Aussi, les juges d’appel, sensibles à ces arguments ont caractérisé la situation de harcèlement moral et en ont tiré comme conséquence la nullité de la rupture conventionnelle intervenue dans ce contexte, sans exiger de la salariée qu’elle ne démontre un quelconque vice de son consentement.

L’employeur s’est alors pourvu en cassation pour contester cette solution.

La Cour de cassation, au visa des articles L. 1237-11, L. 1152-1 et L. 1152-3 du code du travail, va casser l’arrêt d’appel en précisant qu’en l’absence de vice du consentement, l’existence de faits de harcèlement moral n’affecte pas en elle-même la validité de la convention de rupture intervenue en application de l’article L. 1237-11 du code du travail.

Cette solution s’inscrit dans le prolongement de la jurisprudence précédemment évoquée sur les circonstances de la rupture qui sont ici encore analysées au (seul) prisme des conditions de validité des contrats, et en particulier celles inhérentes aux vices du consentement.

Pour la chambre sociale, l’argumentation se positionnant sur le harcèlement moral est jugée totalement inopérante, puisqu’elle précise que quand bien même un tel harcèlement serait établi, il n’affecte pas en lui-même la validité de la convention de rupture.

Cette solution constitue un apport intéressant en ce qu’elle vient préciser la portée de l’article L. 1152-3 du code du travail. Celui-ci dispose en effet pourtant que toute rupture du contrat de travail intervenue en méconnaissance des dispositions prohibant le harcèlement moral est nulle. Bien que l’article cité par l’article L. 1152-3 évoque l’hypothèse d’un salarié qui se ferait licencier pour avoir subi ou refusé de subir un harcèlement moral, rien ne nous empêchait de penser que la rupture conventionnelle puisse également être concernée. Ceci à plus forte raison qu’il est fait état de « toute rupture du contrat » lorsque le législateur énonce la sanction de nullité.

Par cet arrêt, la Cour neutralise la tentation de mettre en œuvre une stratégie argumentative se positionnant sur le harcèlement moral pour obtenir la nullité d’une rupture conventionnelle lorsque les éléments permettant de prouver un vice du consentement sont manquants.
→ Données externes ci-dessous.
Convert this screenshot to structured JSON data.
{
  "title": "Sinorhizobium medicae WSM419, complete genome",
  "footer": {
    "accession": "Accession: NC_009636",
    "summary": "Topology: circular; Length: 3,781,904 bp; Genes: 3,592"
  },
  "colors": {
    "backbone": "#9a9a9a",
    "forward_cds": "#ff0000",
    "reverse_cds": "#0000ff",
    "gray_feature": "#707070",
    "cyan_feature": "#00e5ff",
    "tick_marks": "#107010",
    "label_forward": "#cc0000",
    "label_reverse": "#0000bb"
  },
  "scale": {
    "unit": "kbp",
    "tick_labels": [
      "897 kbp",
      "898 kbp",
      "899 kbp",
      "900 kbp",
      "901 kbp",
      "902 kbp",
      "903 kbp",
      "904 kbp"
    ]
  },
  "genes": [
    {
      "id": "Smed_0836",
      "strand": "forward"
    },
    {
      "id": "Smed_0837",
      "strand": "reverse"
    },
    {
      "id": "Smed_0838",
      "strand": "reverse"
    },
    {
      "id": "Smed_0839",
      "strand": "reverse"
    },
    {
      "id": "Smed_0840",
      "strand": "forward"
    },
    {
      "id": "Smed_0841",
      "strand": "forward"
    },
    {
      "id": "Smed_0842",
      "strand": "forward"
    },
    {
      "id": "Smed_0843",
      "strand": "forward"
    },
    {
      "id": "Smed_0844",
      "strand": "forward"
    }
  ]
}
L’un des principaux intérêts d’une telle stratégie eut été de profiter d’un régime probatoire plus favorable au salarié que le droit commun, puisque la charge de la preuve d’un harcèlement moral ne repose pas sur le salarié (V. Soc. 16 mai 2018, n° 16-19.527). Il doit en effet simplement apporter la preuve de la matérialité des faits qui selon lui caractérisent le harcèlement moral. Lorsque le juge considère que la matérialité des faits est établie par le salarié, une présomption simple est posée et il revient à l’employeur de démontrer que lesdits faits ne sont pas constitutifs de harcèlement moral.

À en suivre le raisonnement des Hauts magistrats, le salarié victime de harcèlement moral qui souhaite obtenir la nullité de la convention de rupture devra établir qu’il était placé dans une situation telle qu’il n’a pas pu donner un consentement libre et éclairé à l’acte, ce qui se révèle nettement plus compliqué.